Fortunately, the Museum decided to remedy this. Encouraged by the Museum’s founder, John Saunders AO, members – notably Alex Weinberger, Morris Shell and Stan Grossman – set about raising money to gather relevant books, personal testimonies and other items from members.
This material would be housed in bookshelves, lining the walls of the Museum’s original boardroom and would be officially opened by former Prime Minister Bob Hawke AC in April 1995.
Today, the Museum library looks very different.
“It’s a Resource Centre, with a collection of more than 8,000 items, including books, journals, audio-visual material, newspaper articles and education kits,” says Tinny.
In 2006, the entire collection became accessible via the Museum’s website, where it became available to users across the world who might otherwise not have known about it.
“The collection offers access to The USC Shoah Foundation’s massive repository of survivor testimonies, the Caplan-Kwiet collection of interviews with local Holocaust survivors recorded in the 1980s, and the oral histories gathered for the Museum’s Community Stories program.”
Over the decades, the library has become an increasingly important resource for students, from primary school children to post-doctoral researchers.

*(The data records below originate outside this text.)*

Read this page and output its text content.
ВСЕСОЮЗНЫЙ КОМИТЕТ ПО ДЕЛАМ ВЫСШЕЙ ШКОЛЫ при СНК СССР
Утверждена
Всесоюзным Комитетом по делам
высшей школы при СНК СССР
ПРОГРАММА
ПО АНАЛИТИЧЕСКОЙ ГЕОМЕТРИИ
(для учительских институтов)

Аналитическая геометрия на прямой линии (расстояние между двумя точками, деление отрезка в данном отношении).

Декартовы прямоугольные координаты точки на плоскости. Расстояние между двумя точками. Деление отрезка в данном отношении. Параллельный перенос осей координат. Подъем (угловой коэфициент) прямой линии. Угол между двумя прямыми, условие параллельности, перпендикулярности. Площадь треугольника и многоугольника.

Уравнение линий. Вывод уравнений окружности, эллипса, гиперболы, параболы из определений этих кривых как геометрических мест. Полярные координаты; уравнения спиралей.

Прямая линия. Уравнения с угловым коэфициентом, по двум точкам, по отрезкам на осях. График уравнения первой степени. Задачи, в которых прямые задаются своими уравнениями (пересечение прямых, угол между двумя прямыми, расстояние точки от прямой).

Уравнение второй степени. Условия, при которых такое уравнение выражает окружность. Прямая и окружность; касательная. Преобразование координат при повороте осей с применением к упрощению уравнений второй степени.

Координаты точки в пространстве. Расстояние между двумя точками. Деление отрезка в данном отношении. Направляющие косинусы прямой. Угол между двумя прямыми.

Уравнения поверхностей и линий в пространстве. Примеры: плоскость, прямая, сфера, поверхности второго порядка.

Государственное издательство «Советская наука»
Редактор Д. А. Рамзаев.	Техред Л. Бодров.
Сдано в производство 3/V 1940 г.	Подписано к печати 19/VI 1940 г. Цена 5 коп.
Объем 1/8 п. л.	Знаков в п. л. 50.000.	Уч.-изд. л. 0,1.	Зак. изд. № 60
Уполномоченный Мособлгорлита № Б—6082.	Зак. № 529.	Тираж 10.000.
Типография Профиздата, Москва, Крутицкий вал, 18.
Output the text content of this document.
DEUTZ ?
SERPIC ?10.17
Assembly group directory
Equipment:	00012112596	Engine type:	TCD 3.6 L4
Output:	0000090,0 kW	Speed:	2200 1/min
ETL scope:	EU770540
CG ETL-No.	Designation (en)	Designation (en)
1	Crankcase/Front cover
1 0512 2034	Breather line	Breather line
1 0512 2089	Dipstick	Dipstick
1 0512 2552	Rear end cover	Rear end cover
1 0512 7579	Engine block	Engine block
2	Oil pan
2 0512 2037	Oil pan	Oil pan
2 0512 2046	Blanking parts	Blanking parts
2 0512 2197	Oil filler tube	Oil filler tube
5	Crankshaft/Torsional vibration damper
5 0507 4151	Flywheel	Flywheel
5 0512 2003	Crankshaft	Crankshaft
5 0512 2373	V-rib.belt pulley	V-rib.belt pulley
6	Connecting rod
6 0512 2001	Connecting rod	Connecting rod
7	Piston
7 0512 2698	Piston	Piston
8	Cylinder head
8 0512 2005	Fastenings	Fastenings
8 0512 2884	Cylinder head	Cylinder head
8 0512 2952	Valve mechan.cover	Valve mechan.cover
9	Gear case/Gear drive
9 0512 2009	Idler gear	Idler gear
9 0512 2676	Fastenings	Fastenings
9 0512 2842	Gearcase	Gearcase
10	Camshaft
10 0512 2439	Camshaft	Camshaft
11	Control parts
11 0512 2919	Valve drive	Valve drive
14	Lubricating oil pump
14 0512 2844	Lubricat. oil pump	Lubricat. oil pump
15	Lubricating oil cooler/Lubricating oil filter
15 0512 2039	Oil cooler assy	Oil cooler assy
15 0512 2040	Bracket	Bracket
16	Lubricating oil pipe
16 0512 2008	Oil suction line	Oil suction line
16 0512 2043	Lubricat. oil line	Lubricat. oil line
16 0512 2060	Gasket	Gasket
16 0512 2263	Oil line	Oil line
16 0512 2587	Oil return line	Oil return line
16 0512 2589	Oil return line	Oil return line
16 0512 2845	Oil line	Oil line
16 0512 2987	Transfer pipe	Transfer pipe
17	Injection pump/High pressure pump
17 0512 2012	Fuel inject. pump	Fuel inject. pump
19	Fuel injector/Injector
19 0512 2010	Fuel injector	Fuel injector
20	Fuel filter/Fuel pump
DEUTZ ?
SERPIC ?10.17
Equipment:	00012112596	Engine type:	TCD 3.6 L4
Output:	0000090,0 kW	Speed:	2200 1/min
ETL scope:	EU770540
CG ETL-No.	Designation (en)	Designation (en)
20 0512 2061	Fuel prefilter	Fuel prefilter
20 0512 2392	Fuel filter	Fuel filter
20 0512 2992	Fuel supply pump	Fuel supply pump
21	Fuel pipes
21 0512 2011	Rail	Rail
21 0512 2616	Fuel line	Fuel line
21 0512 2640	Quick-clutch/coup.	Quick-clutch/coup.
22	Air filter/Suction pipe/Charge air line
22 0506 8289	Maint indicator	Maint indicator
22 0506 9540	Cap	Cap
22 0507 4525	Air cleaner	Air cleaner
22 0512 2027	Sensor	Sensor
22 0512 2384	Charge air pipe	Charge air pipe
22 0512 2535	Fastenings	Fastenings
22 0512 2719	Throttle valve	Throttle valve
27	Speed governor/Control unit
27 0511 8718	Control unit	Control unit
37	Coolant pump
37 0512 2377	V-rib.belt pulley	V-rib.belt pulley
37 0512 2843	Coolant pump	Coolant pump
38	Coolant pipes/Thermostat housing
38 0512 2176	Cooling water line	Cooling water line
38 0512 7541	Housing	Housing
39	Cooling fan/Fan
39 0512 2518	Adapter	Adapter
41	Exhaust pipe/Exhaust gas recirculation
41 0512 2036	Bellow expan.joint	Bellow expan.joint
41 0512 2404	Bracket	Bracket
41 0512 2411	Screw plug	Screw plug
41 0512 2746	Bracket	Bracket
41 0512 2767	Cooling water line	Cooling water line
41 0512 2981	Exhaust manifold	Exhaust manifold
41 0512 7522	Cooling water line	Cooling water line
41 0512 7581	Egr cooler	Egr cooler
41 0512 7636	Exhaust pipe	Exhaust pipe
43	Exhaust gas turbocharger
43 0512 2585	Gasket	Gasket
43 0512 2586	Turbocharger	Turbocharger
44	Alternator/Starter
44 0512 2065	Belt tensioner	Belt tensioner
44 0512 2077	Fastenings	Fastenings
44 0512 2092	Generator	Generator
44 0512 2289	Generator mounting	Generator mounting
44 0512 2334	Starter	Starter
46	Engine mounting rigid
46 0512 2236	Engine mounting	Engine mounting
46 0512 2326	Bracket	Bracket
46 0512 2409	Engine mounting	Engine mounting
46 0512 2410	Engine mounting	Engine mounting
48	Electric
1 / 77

The collection is now focused on extending its outlook beyond the Holocaust to cover other genocides, including the Cambodian, Armenian and Rwandan, in support of our Holocaust and Human Rights exhibition.Tinny says:
“While I don’t see the role of the library changing dramatically in the next 30 years, I envision that sophisticated new technologies will improve our access to materials and help to further expand our collection.”